As for your belongings, is there anything that you absolutely need? If yes, then have a police escort. If you can replace your belongings, it might be worth it to you so that you can continue to be strong and keep your dignity.
He's in the wrong and not you. For one, he cheated on you so you should even be around this guy. Secondly, he is treating you like dirt. That is two negatives and you need away.
You may want to think about getting a restraining order on him. He slapped you and may be tempted to do it again. This guy abused you and may do it again. You need to get the protection order.
You need to keep your distance from him. A guy like this will put the quilt trip on you and turn things around like its your fault...its called verbal abuse and he physically abused you with a slap...GET OUT NOW...save yourself.
He sounds like an obsessive - AND ABUSIVE - boyfriend!! Stay far away from him. Or better yet RUN from him. Don't linger around! Once he hits you and cheats on you, he will do it again, again, again and again.
Please GET OUT! I have been in 2 obsessive relationships in the past. There was no cheating or lying, but possessiveness, jeolousy, suspicion, insecurity, etc. which lead to being held against my will and being pushed down, etc. You are not married to this cheating freak, so do not wait around for a second time. Anyone who says that they are going to kill themself is being selfish and manipulative. If he does do something to hurt himself (which he probably will not because the people who normally intend on doing it don't offer warnings), it will not be your fault. You deserve someone who is loyal and loving towards you, so the best thing that you can do is walk away. Cut it off completely and do not even talk to him. Keeping contact gives him hope and keeps you connected to him.

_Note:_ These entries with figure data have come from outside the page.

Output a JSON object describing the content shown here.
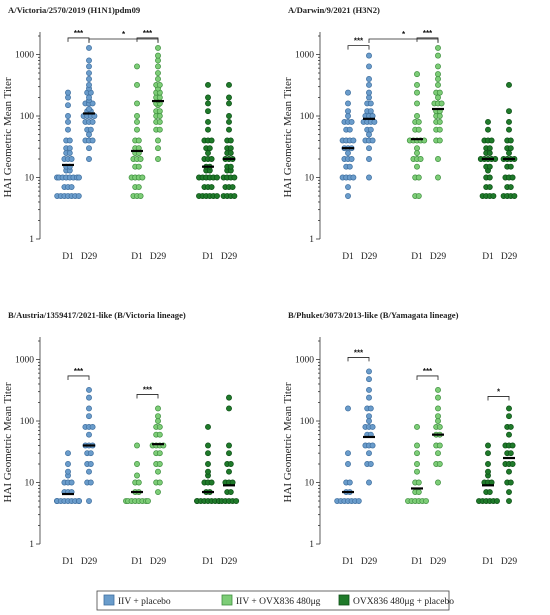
{
  "colors": {
    "iiv_placebo": "#6a9ccb",
    "iiv_placebo_edge": "#3f6f9f",
    "iiv_ovx": "#7dcd77",
    "iiv_ovx_edge": "#3f8f3f",
    "ovx_placebo": "#1f7a2a",
    "ovx_placebo_edge": "#0d4f16"
  },
  "chart_data": [
    {
      "type": "scatter",
      "title": "A/Victoria/2570/2019 (H1N1)pdm09",
      "ylabel": "HAI Geometric Mean Titer",
      "yscale": "log",
      "ylim": [
        1,
        2000
      ],
      "yticks": [
        "1",
        "10",
        "100",
        "1000"
      ],
      "categories": [
        "D1",
        "D29",
        "D1",
        "D29",
        "D1",
        "D29"
      ],
      "series": [
        {
          "group": "iiv_placebo",
          "day": "D1",
          "gmt": 16,
          "values": [
            5,
            5,
            5,
            5,
            5,
            5,
            5,
            7,
            7,
            7,
            10,
            10,
            10,
            10,
            10,
            10,
            10,
            10,
            13,
            13,
            15,
            15,
            20,
            20,
            20,
            25,
            25,
            30,
            30,
            40,
            40,
            60,
            80,
            100,
            150,
            200,
            240
          ]
        },
        {
          "group": "iiv_placebo",
          "day": "D29",
          "gmt": 110,
          "values": [
            20,
            30,
            40,
            40,
            40,
            50,
            60,
            60,
            80,
            80,
            80,
            100,
            100,
            100,
            100,
            120,
            120,
            130,
            160,
            160,
            160,
            180,
            200,
            240,
            240,
            280,
            320,
            400,
            500,
            640,
            800,
            1280
          ]
        },
        {
          "group": "iiv_ovx",
          "day": "D1",
          "gmt": 27,
          "values": [
            5,
            5,
            5,
            7,
            7,
            10,
            10,
            10,
            10,
            15,
            15,
            20,
            20,
            20,
            25,
            25,
            30,
            30,
            40,
            40,
            60,
            80,
            100,
            160,
            320,
            640
          ]
        },
        {
          "group": "iiv_ovx",
          "day": "D29",
          "gmt": 175,
          "values": [
            20,
            30,
            40,
            60,
            60,
            80,
            80,
            100,
            100,
            120,
            120,
            150,
            160,
            160,
            180,
            200,
            200,
            240,
            240,
            280,
            320,
            320,
            400,
            500,
            640,
            800,
            960,
            1280
          ]
        },
        {
          "group": "ovx_placebo",
          "day": "D1",
          "gmt": 15,
          "values": [
            5,
            5,
            5,
            5,
            5,
            5,
            7,
            7,
            7,
            10,
            10,
            10,
            10,
            10,
            10,
            13,
            13,
            15,
            15,
            20,
            20,
            20,
            25,
            30,
            30,
            40,
            40,
            40,
            60,
            80,
            120,
            160,
            200,
            320
          ]
        },
        {
          "group": "ovx_placebo",
          "day": "D29",
          "gmt": 20,
          "values": [
            5,
            5,
            5,
            5,
            7,
            7,
            7,
            10,
            10,
            10,
            10,
            13,
            13,
            15,
            15,
            20,
            20,
            20,
            25,
            25,
            30,
            30,
            40,
            40,
            60,
            80,
            100,
            160,
            200,
            320
          ]
        }
      ],
      "significance": [
        {
          "between": [
            "D1",
            "D29"
          ],
          "group": "iiv_placebo",
          "label": "***"
        },
        {
          "between": [
            "D1",
            "D29"
          ],
          "group": "iiv_ovx",
          "label": "***"
        },
        {
          "between": [
            "iiv_placebo D29",
            "iiv_ovx D29"
          ],
          "label": "*"
        }
      ]
    },
    {
      "type": "scatter",
      "title": "A/Darwin/9/2021 (H3N2)",
      "ylabel": "HAI Geometric Mean Titer",
      "yscale": "log",
      "ylim": [
        1,
        2000
      ],
      "yticks": [
        "1",
        "10",
        "100",
        "1000"
      ],
      "categories": [
        "D1",
        "D29",
        "D1",
        "D29",
        "D1",
        "D29"
      ],
      "series": [
        {
          "group": "iiv_placebo",
          "day": "D1",
          "gmt": 30,
          "values": [
            5,
            7,
            10,
            10,
            10,
            10,
            15,
            15,
            20,
            20,
            20,
            25,
            30,
            30,
            30,
            40,
            40,
            40,
            40,
            60,
            60,
            80,
            80,
            80,
            100,
            120,
            160,
            240
          ]
        },
        {
          "group": "iiv_placebo",
          "day": "D29",
          "gmt": 90,
          "values": [
            10,
            20,
            30,
            40,
            40,
            40,
            50,
            60,
            60,
            80,
            80,
            80,
            80,
            100,
            100,
            100,
            120,
            120,
            160,
            160,
            200,
            240,
            320,
            400,
            640,
            960
          ]
        },
        {
          "group": "iiv_ovx",
          "day": "D1",
          "gmt": 42,
          "values": [
            5,
            5,
            10,
            10,
            15,
            20,
            20,
            20,
            25,
            30,
            40,
            40,
            40,
            40,
            40,
            60,
            60,
            80,
            80,
            100,
            160,
            240,
            320,
            480
          ]
        },
        {
          "group": "iiv_ovx",
          "day": "D29",
          "gmt": 130,
          "values": [
            10,
            20,
            40,
            40,
            60,
            60,
            80,
            80,
            100,
            100,
            120,
            120,
            160,
            160,
            160,
            200,
            240,
            240,
            320,
            400,
            480,
            640,
            960,
            1280
          ]
        },
        {
          "group": "ovx_placebo",
          "day": "D1",
          "gmt": 20,
          "values": [
            5,
            5,
            5,
            5,
            7,
            7,
            10,
            10,
            13,
            15,
            15,
            20,
            20,
            20,
            20,
            20,
            25,
            25,
            30,
            30,
            40,
            40,
            40,
            60,
            80
          ]
        },
        {
          "group": "ovx_placebo",
          "day": "D29",
          "gmt": 20,
          "values": [
            5,
            5,
            5,
            5,
            7,
            7,
            10,
            10,
            10,
            15,
            15,
            20,
            20,
            20,
            20,
            25,
            30,
            30,
            40,
            40,
            60,
            80,
            120,
            320
          ]
        }
      ],
      "significance": [
        {
          "between": [
            "D1",
            "D29"
          ],
          "group": "iiv_placebo",
          "label": "***"
        },
        {
          "between": [
            "D1",
            "D29"
          ],
          "group": "iiv_ovx",
          "label": "***"
        },
        {
          "between": [
            "iiv_placebo D29",
            "iiv_ovx D29"
          ],
          "label": "*"
        }
      ]
    },
    {
      "type": "scatter",
      "title": "B/Austria/1359417/2021-like (B/Victoria lineage)",
      "ylabel": "HAI Geometric Mean Titer",
      "yscale": "log",
      "ylim": [
        1,
        2000
      ],
      "yticks": [
        "1",
        "10",
        "100",
        "1000"
      ],
      "categories": [
        "D1",
        "D29",
        "D1",
        "D29",
        "D1",
        "D29"
      ],
      "series": [
        {
          "group": "iiv_placebo",
          "day": "D1",
          "gmt": 6.5,
          "values": [
            5,
            5,
            5,
            5,
            5,
            5,
            5,
            5,
            5,
            5,
            5,
            7,
            7,
            7,
            10,
            10,
            10,
            13,
            15,
            20,
            30
          ]
        },
        {
          "group": "iiv_placebo",
          "day": "D29",
          "gmt": 40,
          "values": [
            5,
            10,
            10,
            15,
            20,
            20,
            30,
            30,
            40,
            40,
            40,
            60,
            80,
            80,
            80,
            120,
            160,
            240,
            320
          ]
        },
        {
          "group": "iiv_ovx",
          "day": "D1",
          "gmt": 7,
          "values": [
            5,
            5,
            5,
            5,
            5,
            5,
            5,
            5,
            7,
            7,
            10,
            10,
            13,
            20,
            40
          ]
        },
        {
          "group": "iiv_ovx",
          "day": "D29",
          "gmt": 42,
          "values": [
            7,
            10,
            10,
            15,
            20,
            20,
            30,
            30,
            40,
            40,
            40,
            40,
            60,
            60,
            80,
            80,
            100,
            120,
            160
          ]
        },
        {
          "group": "ovx_placebo",
          "day": "D1",
          "gmt": 7,
          "values": [
            5,
            5,
            5,
            5,
            5,
            5,
            5,
            5,
            5,
            7,
            7,
            10,
            10,
            10,
            13,
            15,
            20,
            30,
            40,
            80
          ]
        },
        {
          "group": "ovx_placebo",
          "day": "D29",
          "gmt": 9,
          "values": [
            5,
            5,
            5,
            5,
            5,
            7,
            7,
            10,
            10,
            10,
            15,
            20,
            20,
            30,
            40,
            160,
            240
          ]
        }
      ],
      "significance": [
        {
          "between": [
            "D1",
            "D29"
          ],
          "group": "iiv_placebo",
          "label": "***"
        },
        {
          "between": [
            "D1",
            "D29"
          ],
          "group": "iiv_ovx",
          "label": "***"
        }
      ]
    },
    {
      "type": "scatter",
      "title": "B/Phuket/3073/2013-like (B/Yamagata lineage)",
      "ylabel": "HAI Geometric Mean Titer",
      "yscale": "log",
      "ylim": [
        1,
        2000
      ],
      "yticks": [
        "1",
        "10",
        "100",
        "1000"
      ],
      "categories": [
        "D1",
        "D29",
        "D1",
        "D29",
        "D1",
        "D29"
      ],
      "series": [
        {
          "group": "iiv_placebo",
          "day": "D1",
          "gmt": 7,
          "values": [
            5,
            5,
            5,
            5,
            5,
            5,
            5,
            7,
            7,
            10,
            10,
            20,
            30,
            160
          ]
        },
        {
          "group": "iiv_placebo",
          "day": "D29",
          "gmt": 55,
          "values": [
            10,
            20,
            20,
            30,
            40,
            40,
            40,
            60,
            60,
            80,
            80,
            80,
            100,
            120,
            160,
            160,
            240,
            320,
            480,
            640
          ]
        },
        {
          "group": "iiv_ovx",
          "day": "D1",
          "gmt": 8,
          "values": [
            5,
            5,
            5,
            5,
            5,
            5,
            7,
            7,
            10,
            10,
            15,
            20,
            30,
            40,
            80
          ]
        },
        {
          "group": "iiv_ovx",
          "day": "D29",
          "gmt": 60,
          "values": [
            10,
            20,
            20,
            30,
            40,
            40,
            60,
            60,
            80,
            80,
            100,
            120,
            160,
            240,
            320
          ]
        },
        {
          "group": "ovx_placebo",
          "day": "D1",
          "gmt": 9,
          "values": [
            5,
            5,
            5,
            5,
            5,
            5,
            7,
            7,
            10,
            10,
            10,
            13,
            15,
            20,
            30,
            40
          ]
        },
        {
          "group": "ovx_placebo",
          "day": "D29",
          "gmt": 25,
          "values": [
            5,
            7,
            10,
            10,
            15,
            20,
            20,
            20,
            30,
            30,
            40,
            40,
            40,
            60,
            80,
            80,
            120,
            160
          ]
        }
      ],
      "significance": [
        {
          "between": [
            "D1",
            "D29"
          ],
          "group": "iiv_placebo",
          "label": "***"
        },
        {
          "between": [
            "D1",
            "D29"
          ],
          "group": "iiv_ovx",
          "label": "***"
        },
        {
          "between": [
            "D1",
            "D29"
          ],
          "group": "ovx_placebo",
          "label": "*"
        }
      ]
    }
  ],
  "legend": [
    {
      "key": "iiv_placebo",
      "label": "IIV + placebo"
    },
    {
      "key": "iiv_ovx",
      "label": "IIV + OVX836 480μg"
    },
    {
      "key": "ovx_placebo",
      "label": "OVX836 480μg + placebo"
    }
  ]
}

oh yes, definetely have somebody there with you when you get your stuff...i left a bad relationship years ago and i wouldn't go get my stuff until i had a friend go with me...sadly too much time had passed and he had burned half my and my deceased daughter's belongings...so please, get an escort or a friend to go with you right away if you really care about some of your stuff...he sounds like a dangerous guy and you need to get as far from him as you can...
Thanks for you help guys. I have moved out for sure and have told told him where, even though he asks. I am working hard at cutting ties but it is difficult. Thanks for all of your support with this.
I am feeling somewhat better now
Thing to be looking on the uprise but don't let his words get to you. Pending on how he may react but it may not have been a good idea to tell him where you moved. If he does harass you then you can seek legal action...Best wishes to you
He has now proposed marrage and given me till monday to 'think it over'. Nothing is going to make me change my mind. I could not be his girlfriend what makes him think that I would be his wife!?! What do I do? I dont want to hurt him but I can and will not change my mind. I can stop the fact that I love him but I will not change my mind. am I being stubborn or just doing what is right for me. HELP ME PLEASE!